Bloemendaalsche Weekblad

In the Bloemendaalsche Weekblad of recent date I read the article by "T." entitled "What is Christian Science?" and although I appreciate that he considers Christian Science a blessing for many women, this assertion seems rather peculiar at the present time. In this twentieth century, people generally consider that the needs of men and women are alike in regard to religion, which must be a science of being and not merely a doctrine, and that something which blesses women can have the same effect on men. That many men think of Christian Science in this way is evident by the relatively high percentage of men attending the services in the Christian Science churches. Does T. really think that Christian Science could be a blessing for anybody if it "lacked an element of truth"? This thought would evidence but little respect for his fellow men; that which is not true is bad always and for everybody, because a lie has a poisonous effect.

By saying that "critical thinking is foreign to Christian Science," T. may mean that Christian Science does not seek its strength in criticizing and condemning those who are of a different opinion, and if so he is quite right.

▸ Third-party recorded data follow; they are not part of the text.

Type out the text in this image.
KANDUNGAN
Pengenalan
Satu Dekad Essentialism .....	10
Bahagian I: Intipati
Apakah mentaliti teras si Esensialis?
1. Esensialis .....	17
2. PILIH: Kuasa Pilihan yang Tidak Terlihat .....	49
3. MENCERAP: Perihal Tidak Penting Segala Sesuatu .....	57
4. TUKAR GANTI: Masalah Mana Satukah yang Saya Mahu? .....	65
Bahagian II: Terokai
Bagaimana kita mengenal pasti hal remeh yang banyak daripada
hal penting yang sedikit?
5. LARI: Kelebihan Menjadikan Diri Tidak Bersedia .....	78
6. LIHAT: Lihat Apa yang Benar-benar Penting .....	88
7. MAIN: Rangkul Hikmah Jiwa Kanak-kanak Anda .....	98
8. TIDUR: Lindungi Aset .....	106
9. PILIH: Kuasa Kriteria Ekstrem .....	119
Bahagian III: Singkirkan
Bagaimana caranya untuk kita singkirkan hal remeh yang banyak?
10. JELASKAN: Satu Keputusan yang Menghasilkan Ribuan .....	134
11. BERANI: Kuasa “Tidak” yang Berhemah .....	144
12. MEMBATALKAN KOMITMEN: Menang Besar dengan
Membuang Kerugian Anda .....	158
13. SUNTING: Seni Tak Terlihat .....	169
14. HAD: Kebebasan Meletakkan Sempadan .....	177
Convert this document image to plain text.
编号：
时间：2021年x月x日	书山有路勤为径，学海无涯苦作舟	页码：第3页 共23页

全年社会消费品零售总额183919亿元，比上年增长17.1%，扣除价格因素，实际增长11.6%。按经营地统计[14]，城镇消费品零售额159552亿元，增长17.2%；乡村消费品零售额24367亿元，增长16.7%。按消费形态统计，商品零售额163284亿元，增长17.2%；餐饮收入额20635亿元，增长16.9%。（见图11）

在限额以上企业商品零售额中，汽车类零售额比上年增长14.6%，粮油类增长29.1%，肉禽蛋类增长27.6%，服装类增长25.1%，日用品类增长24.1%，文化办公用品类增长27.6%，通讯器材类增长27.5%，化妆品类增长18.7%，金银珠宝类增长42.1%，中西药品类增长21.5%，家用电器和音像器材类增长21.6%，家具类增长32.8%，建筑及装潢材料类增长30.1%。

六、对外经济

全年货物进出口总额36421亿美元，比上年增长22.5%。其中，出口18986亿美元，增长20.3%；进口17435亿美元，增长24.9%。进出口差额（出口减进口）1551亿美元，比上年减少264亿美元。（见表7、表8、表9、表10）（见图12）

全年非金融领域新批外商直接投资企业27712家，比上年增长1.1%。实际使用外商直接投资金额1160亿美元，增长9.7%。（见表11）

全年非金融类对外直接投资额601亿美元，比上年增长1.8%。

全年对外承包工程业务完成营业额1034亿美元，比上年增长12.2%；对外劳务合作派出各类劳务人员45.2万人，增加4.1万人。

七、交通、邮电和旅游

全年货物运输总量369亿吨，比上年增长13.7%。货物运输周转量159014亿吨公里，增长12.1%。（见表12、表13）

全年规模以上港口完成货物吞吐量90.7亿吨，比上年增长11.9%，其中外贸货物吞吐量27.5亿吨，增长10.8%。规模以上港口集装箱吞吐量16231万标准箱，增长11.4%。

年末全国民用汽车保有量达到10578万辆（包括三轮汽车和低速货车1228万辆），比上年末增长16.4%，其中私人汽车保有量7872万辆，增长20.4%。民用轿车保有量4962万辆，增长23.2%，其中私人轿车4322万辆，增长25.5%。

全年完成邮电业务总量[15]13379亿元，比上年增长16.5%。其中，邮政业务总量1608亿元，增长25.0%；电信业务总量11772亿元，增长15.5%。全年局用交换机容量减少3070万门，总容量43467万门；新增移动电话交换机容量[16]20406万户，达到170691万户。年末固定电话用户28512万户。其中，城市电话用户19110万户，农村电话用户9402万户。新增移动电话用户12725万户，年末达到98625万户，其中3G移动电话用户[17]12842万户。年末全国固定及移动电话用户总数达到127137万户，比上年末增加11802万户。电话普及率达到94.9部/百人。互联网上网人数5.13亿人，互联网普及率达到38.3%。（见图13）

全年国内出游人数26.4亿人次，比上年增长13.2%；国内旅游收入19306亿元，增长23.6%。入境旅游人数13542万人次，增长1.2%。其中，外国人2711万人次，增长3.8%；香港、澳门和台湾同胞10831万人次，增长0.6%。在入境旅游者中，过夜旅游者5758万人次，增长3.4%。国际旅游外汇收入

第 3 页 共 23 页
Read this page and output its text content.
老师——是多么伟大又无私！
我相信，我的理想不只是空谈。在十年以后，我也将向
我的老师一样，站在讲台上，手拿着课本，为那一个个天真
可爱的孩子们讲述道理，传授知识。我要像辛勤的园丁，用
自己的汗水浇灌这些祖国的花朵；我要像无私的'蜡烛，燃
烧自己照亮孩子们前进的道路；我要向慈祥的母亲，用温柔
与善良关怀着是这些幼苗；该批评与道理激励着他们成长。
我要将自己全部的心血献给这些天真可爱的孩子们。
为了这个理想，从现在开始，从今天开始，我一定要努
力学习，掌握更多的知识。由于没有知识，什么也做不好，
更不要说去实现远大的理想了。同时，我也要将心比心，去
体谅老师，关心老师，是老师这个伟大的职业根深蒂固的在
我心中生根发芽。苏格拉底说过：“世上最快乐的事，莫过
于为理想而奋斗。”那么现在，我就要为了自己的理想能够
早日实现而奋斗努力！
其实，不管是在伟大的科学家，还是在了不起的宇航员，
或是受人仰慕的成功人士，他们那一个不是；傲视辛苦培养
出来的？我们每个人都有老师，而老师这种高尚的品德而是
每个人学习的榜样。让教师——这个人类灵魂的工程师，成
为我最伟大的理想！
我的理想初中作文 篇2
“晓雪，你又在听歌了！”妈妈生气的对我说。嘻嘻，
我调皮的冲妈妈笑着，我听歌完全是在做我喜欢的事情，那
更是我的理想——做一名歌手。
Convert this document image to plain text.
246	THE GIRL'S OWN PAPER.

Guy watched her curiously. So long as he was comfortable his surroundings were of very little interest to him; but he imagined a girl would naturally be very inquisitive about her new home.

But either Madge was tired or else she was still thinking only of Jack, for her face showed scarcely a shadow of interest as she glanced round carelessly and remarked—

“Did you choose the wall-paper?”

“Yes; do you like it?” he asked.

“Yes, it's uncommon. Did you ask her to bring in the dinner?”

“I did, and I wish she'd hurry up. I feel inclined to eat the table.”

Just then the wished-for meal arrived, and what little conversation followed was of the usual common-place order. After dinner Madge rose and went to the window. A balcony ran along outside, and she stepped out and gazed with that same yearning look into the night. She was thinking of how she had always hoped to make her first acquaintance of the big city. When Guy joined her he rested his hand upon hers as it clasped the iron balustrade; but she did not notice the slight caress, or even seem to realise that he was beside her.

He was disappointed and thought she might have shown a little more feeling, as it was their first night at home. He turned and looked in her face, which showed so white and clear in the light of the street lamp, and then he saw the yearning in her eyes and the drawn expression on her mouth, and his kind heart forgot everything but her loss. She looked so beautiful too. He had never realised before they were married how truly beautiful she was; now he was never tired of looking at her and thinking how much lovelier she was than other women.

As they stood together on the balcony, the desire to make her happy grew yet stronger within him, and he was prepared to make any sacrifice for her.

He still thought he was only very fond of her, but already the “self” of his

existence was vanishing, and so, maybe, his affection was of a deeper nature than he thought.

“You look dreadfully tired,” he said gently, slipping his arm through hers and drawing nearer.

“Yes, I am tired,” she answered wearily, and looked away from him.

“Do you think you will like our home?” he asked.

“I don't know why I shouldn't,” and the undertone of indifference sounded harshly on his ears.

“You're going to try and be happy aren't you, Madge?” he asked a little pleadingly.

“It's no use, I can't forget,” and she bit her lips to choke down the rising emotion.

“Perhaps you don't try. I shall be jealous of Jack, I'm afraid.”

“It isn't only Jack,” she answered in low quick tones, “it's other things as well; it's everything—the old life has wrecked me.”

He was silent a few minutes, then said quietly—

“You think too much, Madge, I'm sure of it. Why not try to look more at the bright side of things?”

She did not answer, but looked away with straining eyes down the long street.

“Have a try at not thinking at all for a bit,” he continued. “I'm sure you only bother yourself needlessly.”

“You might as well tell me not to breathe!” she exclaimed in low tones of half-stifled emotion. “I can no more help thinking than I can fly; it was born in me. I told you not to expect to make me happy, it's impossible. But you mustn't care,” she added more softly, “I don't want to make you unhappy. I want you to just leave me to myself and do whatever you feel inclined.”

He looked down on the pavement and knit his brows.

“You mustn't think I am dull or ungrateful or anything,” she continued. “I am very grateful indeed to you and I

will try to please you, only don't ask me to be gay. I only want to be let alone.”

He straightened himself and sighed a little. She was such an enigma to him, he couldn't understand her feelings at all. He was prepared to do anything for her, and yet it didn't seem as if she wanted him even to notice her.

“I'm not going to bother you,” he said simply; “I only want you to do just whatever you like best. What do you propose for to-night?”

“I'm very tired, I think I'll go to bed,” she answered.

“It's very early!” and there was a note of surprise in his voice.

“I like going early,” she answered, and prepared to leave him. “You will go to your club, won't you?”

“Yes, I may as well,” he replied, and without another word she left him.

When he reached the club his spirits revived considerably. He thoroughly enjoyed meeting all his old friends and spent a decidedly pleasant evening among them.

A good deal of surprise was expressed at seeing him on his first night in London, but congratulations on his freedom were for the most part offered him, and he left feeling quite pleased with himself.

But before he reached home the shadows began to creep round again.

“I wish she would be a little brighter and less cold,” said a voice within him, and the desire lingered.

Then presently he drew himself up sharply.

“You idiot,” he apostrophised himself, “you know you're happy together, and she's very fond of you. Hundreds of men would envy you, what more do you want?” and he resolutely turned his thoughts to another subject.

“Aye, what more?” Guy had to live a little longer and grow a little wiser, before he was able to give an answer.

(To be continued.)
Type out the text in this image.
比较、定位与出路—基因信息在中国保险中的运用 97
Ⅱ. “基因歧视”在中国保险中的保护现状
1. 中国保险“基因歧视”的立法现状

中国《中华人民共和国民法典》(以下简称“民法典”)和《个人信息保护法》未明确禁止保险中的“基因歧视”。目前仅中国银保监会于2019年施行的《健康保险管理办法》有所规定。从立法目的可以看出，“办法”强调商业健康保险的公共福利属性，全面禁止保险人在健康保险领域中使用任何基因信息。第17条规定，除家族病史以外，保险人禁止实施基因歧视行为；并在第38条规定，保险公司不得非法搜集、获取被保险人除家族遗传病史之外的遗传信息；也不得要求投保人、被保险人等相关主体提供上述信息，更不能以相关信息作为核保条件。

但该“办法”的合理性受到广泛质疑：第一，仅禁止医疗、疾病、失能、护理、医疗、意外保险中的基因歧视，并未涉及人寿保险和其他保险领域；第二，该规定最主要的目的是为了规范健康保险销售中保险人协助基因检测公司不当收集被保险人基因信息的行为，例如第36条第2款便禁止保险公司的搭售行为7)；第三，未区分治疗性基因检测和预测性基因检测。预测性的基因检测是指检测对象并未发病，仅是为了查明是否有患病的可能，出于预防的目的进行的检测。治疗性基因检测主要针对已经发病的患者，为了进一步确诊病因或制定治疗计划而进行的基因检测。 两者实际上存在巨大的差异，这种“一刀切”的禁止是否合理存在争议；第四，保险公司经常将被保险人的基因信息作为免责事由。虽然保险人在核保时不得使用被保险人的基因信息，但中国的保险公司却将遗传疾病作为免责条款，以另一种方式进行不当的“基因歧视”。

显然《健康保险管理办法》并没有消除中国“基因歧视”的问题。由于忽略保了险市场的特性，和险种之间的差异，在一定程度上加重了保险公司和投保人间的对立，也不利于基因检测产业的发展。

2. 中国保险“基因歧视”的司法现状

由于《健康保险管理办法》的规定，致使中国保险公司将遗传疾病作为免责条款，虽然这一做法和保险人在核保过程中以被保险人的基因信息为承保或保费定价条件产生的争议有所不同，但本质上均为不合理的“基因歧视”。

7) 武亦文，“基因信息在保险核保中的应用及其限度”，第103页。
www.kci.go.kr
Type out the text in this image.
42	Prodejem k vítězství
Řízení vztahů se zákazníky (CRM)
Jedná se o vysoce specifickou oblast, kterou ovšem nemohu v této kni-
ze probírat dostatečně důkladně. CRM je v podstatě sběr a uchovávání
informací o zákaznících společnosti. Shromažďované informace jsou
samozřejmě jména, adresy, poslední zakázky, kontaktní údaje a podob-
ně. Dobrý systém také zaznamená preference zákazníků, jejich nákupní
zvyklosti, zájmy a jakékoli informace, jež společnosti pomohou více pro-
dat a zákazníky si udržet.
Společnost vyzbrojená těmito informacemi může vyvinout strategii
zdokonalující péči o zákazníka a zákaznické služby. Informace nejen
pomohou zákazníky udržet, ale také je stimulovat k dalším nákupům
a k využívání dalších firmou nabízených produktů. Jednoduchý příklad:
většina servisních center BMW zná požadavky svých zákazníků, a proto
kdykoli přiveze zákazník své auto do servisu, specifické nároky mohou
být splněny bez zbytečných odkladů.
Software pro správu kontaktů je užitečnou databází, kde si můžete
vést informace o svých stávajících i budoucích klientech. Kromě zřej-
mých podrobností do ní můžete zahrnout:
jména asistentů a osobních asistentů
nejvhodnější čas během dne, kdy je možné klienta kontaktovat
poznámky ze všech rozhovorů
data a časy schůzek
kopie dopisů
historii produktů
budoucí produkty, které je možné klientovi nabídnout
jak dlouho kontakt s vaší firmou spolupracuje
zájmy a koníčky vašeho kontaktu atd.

We Christian Scientists are so convinced of the necessity of letting that Mind be in us "which was also in Christ Jesus," of doing our utmost to let our thinking and life be governed by the consciousness of God, good, as the only power and cause, that we cease to dwell on that which seems wrong in our neighbor, and try to do all we can to free him from it, by recognizing the expression through him of God, good, as the sole reality of his being.

If T. means that Christian Science does not or is unable to discriminate between truth and error, between good and evil, a further study of Christian Science literature, and especially of Mrs. Eddy's chief work, "Science and Health with Key to the Scriptures," will convince him to the contrary. As far as I know, in no other system is the line of demarcation between truth and error drawn so sharply and from such a fixed basis as it is here. Christian Science teaches that God, divine Principle, is the absolute, omnipresent, omnipotent Truth, expressing Himself in creation, the spiritual universe and spiritual man, and that His ideas alone are true, as unchanging and perfect as God Himself. The understanding of the truth about God and His creation, the impersonal Saviour, frees man from all false beliefs and opinions, from all which does not proceed from God and is therefore not true, and brings to him "the glorious liberty of the children of God." Do not the fruits which the study of Christian Science brings to men, the destruction of sin, sickness, and evil, prove clearly the truth of this teaching? Would Christian Science, if it indeed "lacked an element of truth," have spread all over the globe in half a century?